DirecTivo vs. DishPVR 
I just discovered this site, and it's great! Many thanks - I've found it very helpful.

I'm a prisoner of Cable right now, and my vcr is on the fritz. I'm mulling over choosing between DirecTivo and DishPVR. Any comments? 

Here are my initial thoughts:
I like DishPVR's - programming options, music channels, PIP on the 721, free EPG, hard drive size on the 721 and 508.
I like DirecTivo's - reputation for Tivo, "season pass", pricing of the receiver.

One thing that's important to me is local weather, and I'm bummed out about losing my locals on the 8s. I know that Dish has Instant Weather on its PVR508 (right?). Is it still true that the 721 doesn't have instant weather yet? Any idea on when that's coming? Is it possible to get a DTivo receiver with instant weather?

Thanks!


----------



## spanishannouncetable (Apr 23, 2002)

Check this thread -

http://www.dbstalk.com/showthread.php?s=&threadid=9680


----------



## raj2001 (Nov 2, 2002)

> _Originally posted by etatar _
> 
> Here are my initial thoughts:
> I like DishPVR's - programming options, music channels, PIP on the 721, free EPG, hard drive size on the 721 and 508.

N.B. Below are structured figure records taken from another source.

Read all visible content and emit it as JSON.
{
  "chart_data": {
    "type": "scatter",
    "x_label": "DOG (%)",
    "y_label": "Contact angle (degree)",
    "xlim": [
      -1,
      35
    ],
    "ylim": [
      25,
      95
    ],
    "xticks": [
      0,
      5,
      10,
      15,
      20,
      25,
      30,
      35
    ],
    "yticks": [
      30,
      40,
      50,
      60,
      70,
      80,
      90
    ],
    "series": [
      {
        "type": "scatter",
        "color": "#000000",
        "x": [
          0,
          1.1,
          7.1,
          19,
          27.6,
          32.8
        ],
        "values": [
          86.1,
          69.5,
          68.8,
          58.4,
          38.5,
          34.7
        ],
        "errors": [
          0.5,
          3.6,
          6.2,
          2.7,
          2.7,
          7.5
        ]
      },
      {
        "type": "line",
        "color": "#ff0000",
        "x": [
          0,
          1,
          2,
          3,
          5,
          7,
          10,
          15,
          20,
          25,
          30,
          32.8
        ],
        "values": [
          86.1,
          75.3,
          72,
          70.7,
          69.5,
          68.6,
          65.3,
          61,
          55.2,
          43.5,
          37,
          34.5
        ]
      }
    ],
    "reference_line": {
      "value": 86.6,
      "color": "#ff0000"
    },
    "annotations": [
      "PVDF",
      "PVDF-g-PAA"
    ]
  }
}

The free EPG is a moot point considering you're paying $400 ore more for the 721 versus $199 for a DirecTiVo. And while you're paying a fee for TiVo, it's only $5, and in fact its free for total choice premier (highest tier) customers. It would take you more than three and a half years with a DirecTiVo before you paid the same amount you shelled out for the 721.

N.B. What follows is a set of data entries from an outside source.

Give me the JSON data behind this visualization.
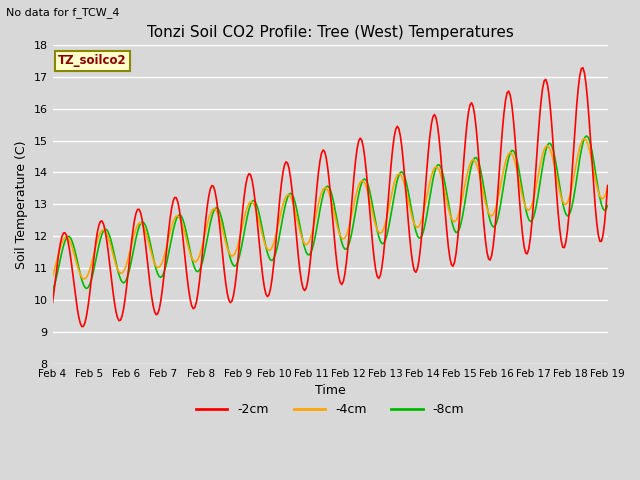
{
  "title": "Tonzi Soil CO2 Profile: Tree (West) Temperatures",
  "subtitle": "No data for f_TCW_4",
  "ylabel": "Soil Temperature (C)",
  "xlabel": "Time",
  "ylim": [
    8.0,
    18.0
  ],
  "yticks": [
    8.0,
    9.0,
    10.0,
    11.0,
    12.0,
    13.0,
    14.0,
    15.0,
    16.0,
    17.0,
    18.0
  ],
  "xtick_labels": [
    "Feb 4",
    "Feb 5",
    "Feb 6",
    "Feb 7",
    "Feb 8",
    "Feb 9",
    "Feb 10",
    "Feb 11",
    "Feb 12",
    "Feb 13",
    "Feb 14",
    "Feb 15",
    "Feb 16",
    "Feb 17",
    "Feb 18",
    "Feb 19"
  ],
  "colors": {
    "2cm": "#ff0000",
    "4cm": "#ffa500",
    "8cm": "#00bb00"
  },
  "legend_labels": [
    "-2cm",
    "-4cm",
    "-8cm"
  ],
  "watermark_label": "TZ_soilco2",
  "fig_facecolor": "#d8d8d8",
  "plot_facecolor": "#d8d8d8",
  "line_width": 1.2
}
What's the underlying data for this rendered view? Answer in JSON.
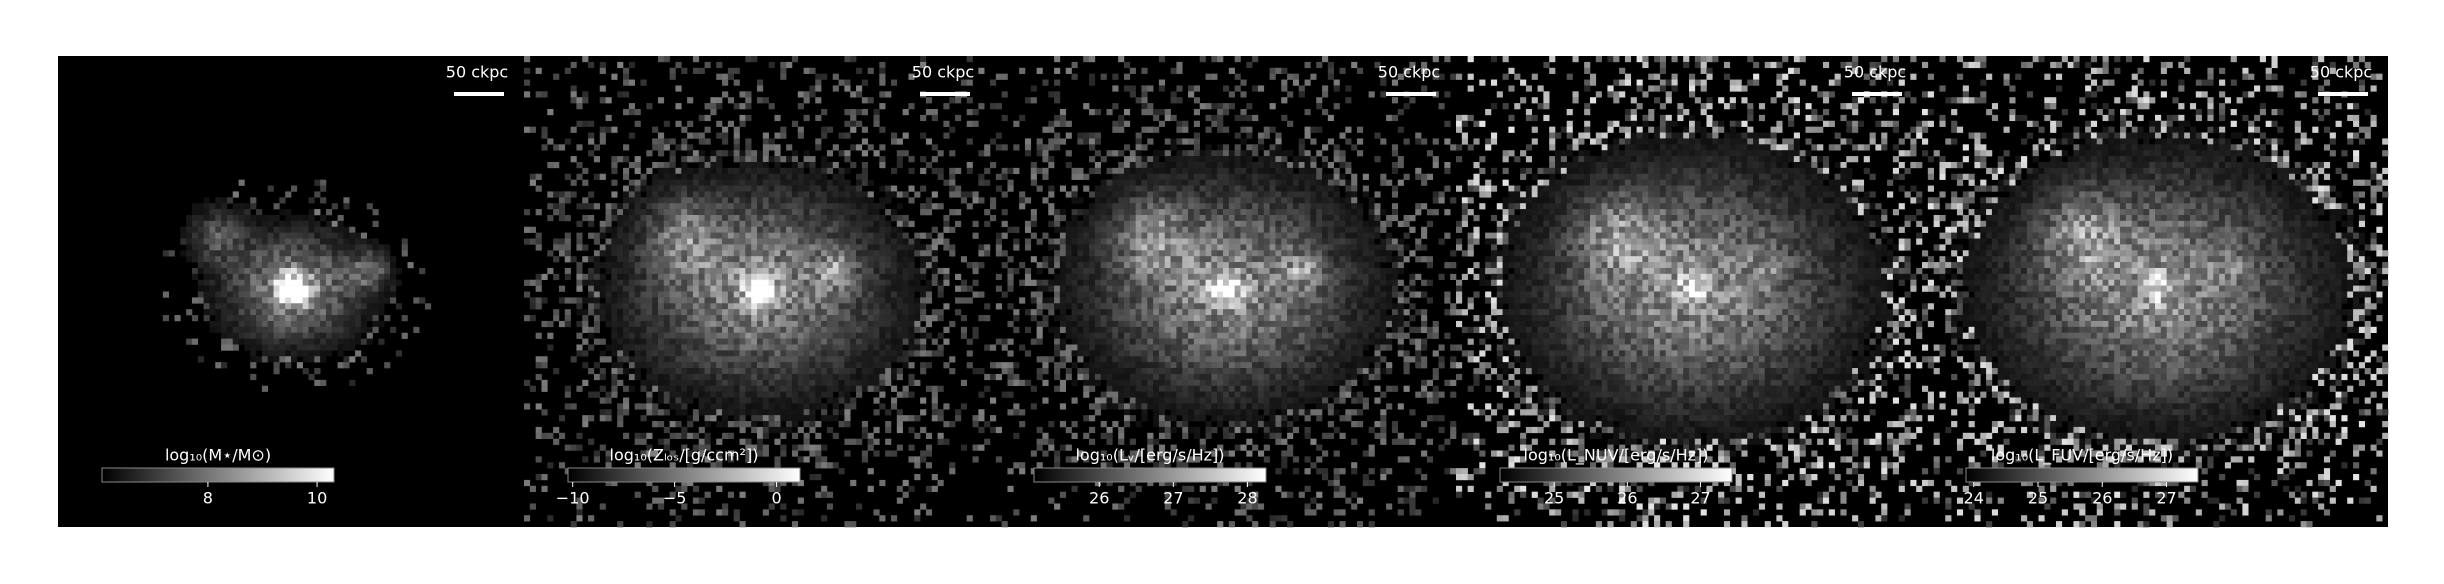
{
  "panels": [
    {
      "scale_bar": "50 ckpc",
      "colorbar": {
        "label": "log₁₀(M⋆/M⊙)",
        "lim": [
          6.06,
          10.31
        ],
        "ticks": [
          8,
          10
        ]
      }
    },
    {
      "scale_bar": "50 ckpc",
      "colorbar": {
        "label": "log₁₀(Zₗₒₛ/[g/ccm²])",
        "lim": [
          -10.23,
          1.15
        ],
        "ticks": [
          {
            "value": -10,
            "label": "−10"
          },
          {
            "value": -5,
            "label": "−5"
          },
          0
        ]
      }
    },
    {
      "scale_bar": "50 ckpc",
      "colorbar": {
        "label": "log₁₀(Lᵥ/[erg/s/Hz])",
        "lim": [
          25.12,
          28.25
        ],
        "ticks": [
          26,
          27,
          28
        ]
      }
    },
    {
      "scale_bar": "50 ckpc",
      "colorbar": {
        "label": "log₁₀(L_NUV/[erg/s/Hz])",
        "lim": [
          24.26,
          27.43
        ],
        "ticks": [
          25,
          26,
          27
        ]
      }
    },
    {
      "scale_bar": "50 ckpc",
      "colorbar": {
        "label": "log₁₀(L_FUV/[erg/s/Hz])",
        "lim": [
          23.88,
          27.49
        ],
        "ticks": [
          24,
          25,
          26,
          27
        ]
      }
    }
  ]
}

TiVo's hard drive can also be upgraded quite easily, so the larger drive on the 721 is not really an issue for me.

PiP is a nice feature on the 721, and I really wish we had that on TiVo.

I personally don't see the point in recording music channels since I rely on my CD's and MP3's to provide musical entertainment. But, to each his own.

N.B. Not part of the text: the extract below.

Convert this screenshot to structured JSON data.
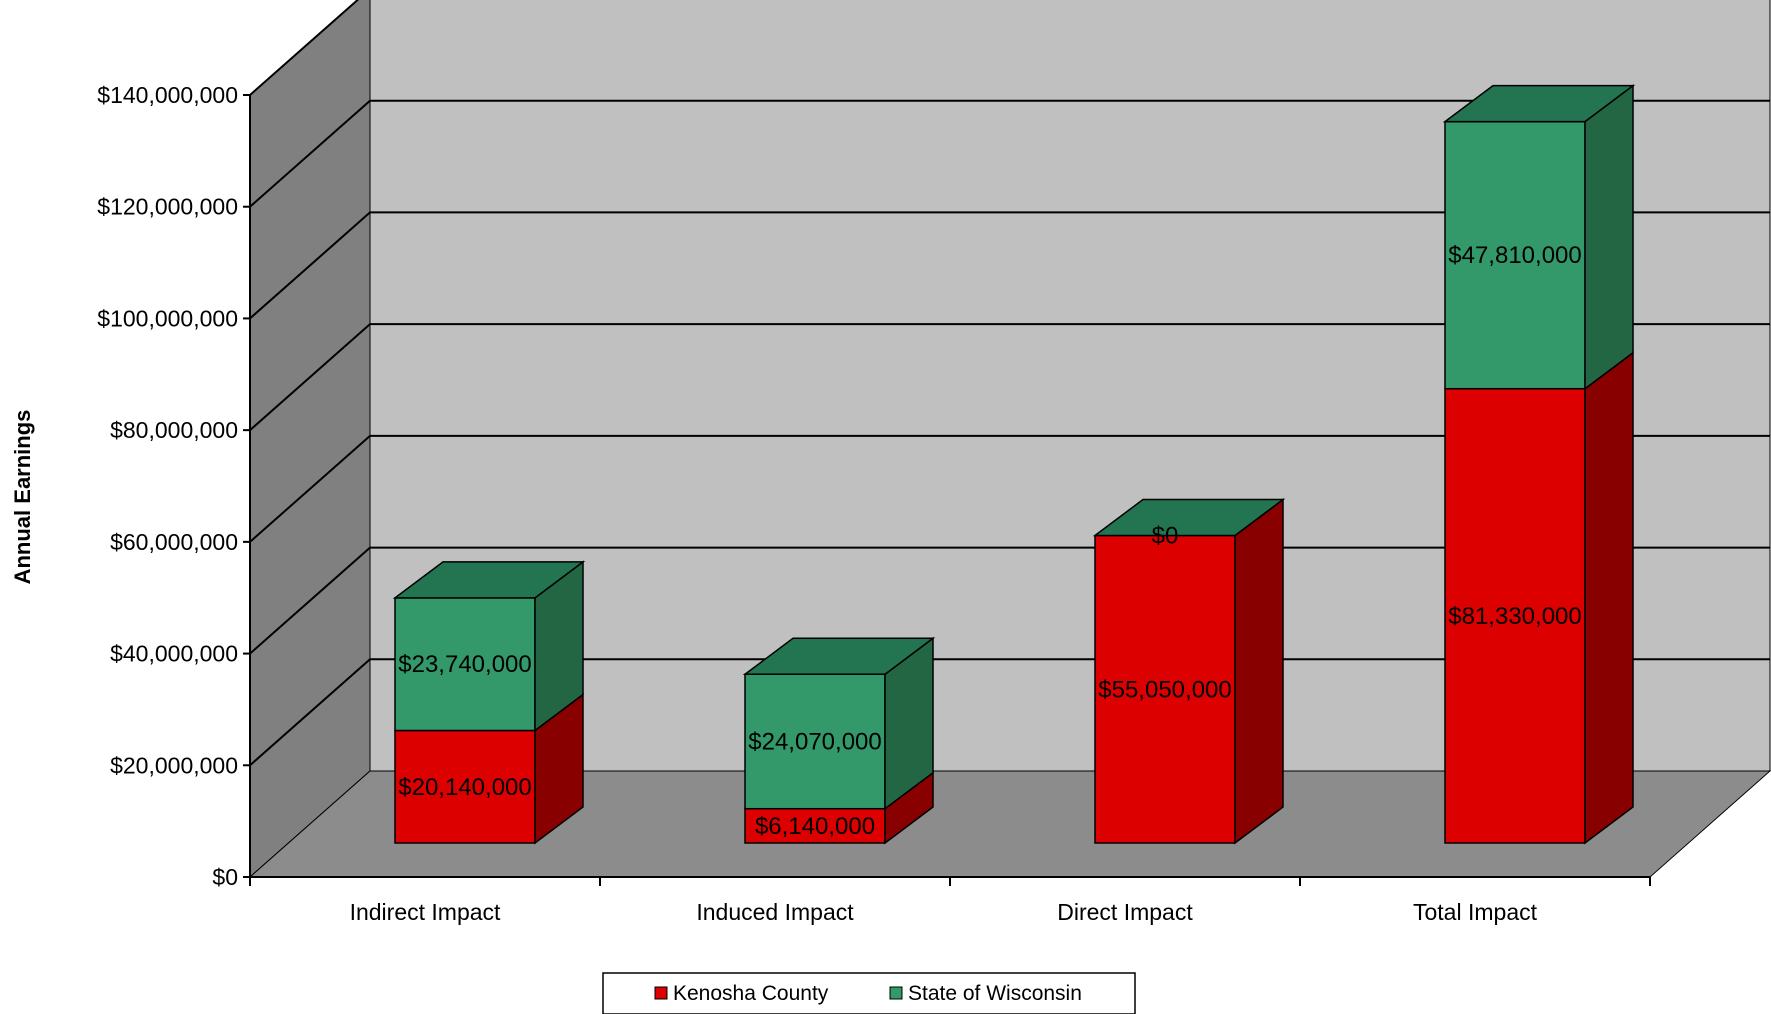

The 508 has asingle tuner, while DirecTiVo is dual tuner. This means that with the 721 and TiVo you can watch one show and record another or record two shows and watch a third previously recorded. You can't do that with the 508 or 501.



> One thing that's important to me is local weather, and I'm bummed out about losing my locals on the 8s. I know that Dish has Instant Weather on its PVR508 (right?). Is it still true that the 721 doesn't have instant weather yet? Any idea on when that's coming? Is it possible to get a DTivo receiver with instant weather?


There are no stock TiVo's with instant weather. People may have hacked their TiVo's to provide the weather functionality but I can't say whether recent software upgrades have rendered their hacks useless. Regular DirecTV receivers though have Wink interactive which can give you local weather. UltimateTV has MSN web access so you can get weather there too. But UltimateTV hardware is discontinued, and the service is a whopping $10/month. No thanks.


----------



## EricG (Mar 28, 2002)

Where can I get info on this hack?



> _Originally posted by raj2001 _
> *There are no stock TiVo's with instant weather. People may have hacked their TiVo's to provide the weather functionality but I can't say whether recent software upgrades have rendered their hacks useless. *


----------



## The Old Wizard (Mar 24, 2002)

There are no hacks to get weather on a D-TiVo. Interactive weather is not provided at this time. Possibly DirecTV will provide this for the D-TiVos in the future.


----------